Does her tail position tell you something?


----------



## Pineapple (Oct 24, 2010)

It's usually pretty high in the air. I'm not sure what that means.  She does look a bit playful, so maybe it just gives her a big boost of energy.


----------



## Straysmommy (Dec 23, 2010)

Tail up high usually means happy or "see you later, pal!".

I believe it's a boost of energy plus a very happy mood. Then again, my cats knew hunger in their lives because they are/were strays and food supply is not always regular...so maybe the happiness factor doesn't apply in your case... 

I read somewhere that when a cat eats a high quality food, it gets a burst of energy right after. This is why I continue feeding Prince raw - because I can visibly notice the change in energy right after a meal.


----------



## MowMow (Nov 6, 2010)

Yah, MowMow gets the 'boodgekitties' once he's eaten a good meal and then used the box (in that order). He races around and yowls until I come chase him. 

SHe's just feeling frisky!


----------



## catloverami (Jul 5, 2010)

Maybe she wants her dish downstairs....where there's more people? Cats do the happy runaround tho often after they eat (or poop).


----------



## Pineapple (Oct 24, 2010)

LOL. She may want her dish downstairs. We feed her up there because there is an extra bathroom that is large, so her food and litterbox are up there (along with extra toys, bedding and things since we put her away in there for the night).

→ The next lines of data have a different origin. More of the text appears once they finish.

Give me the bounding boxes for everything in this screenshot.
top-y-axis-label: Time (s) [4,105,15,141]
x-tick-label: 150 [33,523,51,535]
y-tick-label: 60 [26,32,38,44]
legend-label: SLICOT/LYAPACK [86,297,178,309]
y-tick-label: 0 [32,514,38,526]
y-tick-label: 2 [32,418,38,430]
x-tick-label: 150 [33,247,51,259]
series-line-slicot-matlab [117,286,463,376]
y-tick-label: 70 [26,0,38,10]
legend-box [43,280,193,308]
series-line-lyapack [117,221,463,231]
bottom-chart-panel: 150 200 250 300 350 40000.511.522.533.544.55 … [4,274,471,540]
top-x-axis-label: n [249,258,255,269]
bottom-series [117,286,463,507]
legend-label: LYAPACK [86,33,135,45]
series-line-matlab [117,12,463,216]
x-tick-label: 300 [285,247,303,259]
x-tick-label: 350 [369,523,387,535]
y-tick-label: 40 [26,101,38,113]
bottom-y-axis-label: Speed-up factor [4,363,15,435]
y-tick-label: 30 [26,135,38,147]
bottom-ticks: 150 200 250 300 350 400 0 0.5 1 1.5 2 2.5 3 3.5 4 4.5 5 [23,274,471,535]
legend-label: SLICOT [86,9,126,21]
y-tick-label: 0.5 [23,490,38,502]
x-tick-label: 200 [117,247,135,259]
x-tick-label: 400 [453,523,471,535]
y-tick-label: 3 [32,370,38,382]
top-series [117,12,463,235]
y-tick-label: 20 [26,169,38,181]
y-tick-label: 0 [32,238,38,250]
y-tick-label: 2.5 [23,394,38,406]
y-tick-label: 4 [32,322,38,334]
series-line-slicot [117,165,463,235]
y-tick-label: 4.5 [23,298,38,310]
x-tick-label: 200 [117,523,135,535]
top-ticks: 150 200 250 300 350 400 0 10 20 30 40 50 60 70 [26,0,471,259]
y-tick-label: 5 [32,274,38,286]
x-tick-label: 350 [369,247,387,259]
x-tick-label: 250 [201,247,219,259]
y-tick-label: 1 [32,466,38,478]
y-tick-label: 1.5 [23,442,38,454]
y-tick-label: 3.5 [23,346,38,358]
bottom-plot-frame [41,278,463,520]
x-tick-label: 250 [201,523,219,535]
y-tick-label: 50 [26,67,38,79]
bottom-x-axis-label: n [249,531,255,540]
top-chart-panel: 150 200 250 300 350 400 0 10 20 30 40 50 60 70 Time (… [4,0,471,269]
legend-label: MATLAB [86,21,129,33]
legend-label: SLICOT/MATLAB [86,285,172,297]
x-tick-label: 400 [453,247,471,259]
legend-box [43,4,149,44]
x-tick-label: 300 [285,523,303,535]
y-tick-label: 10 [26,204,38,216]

We basically treat it like a dog's crate if she were a dog (all meals are fed in there, we give her super special treats when we put her away in there, etc.). It's her bedroom.

I'm going to assume she is happy. We adopted her from the Humane Society and they got her as a stray, so she's probably more spoiled with us than she's ever been.  I do think she started doing happy food crazies more when we switched her to wet. I'd be happy if I was eating duck and venison for my meals.


----------



## Digikid (Feb 27, 2011)

Mena would eat......then turn into a Cat that runs at Warp 9 across the apartment. It was always funny to watch.


----------



## Alpaca (Dec 21, 2009)

HA! My Miu is the other way around. She zooms across the house, up and down across tables etc BEFORE a meal. Then after a meal, she's all quiet and even goes to sleep sometimes.

It's hilarious when she's zooming, Rocky the dog is chasing her to tell her to stop, Jack is milling around yowling that he's hungry. It's quite a cacophony!


----------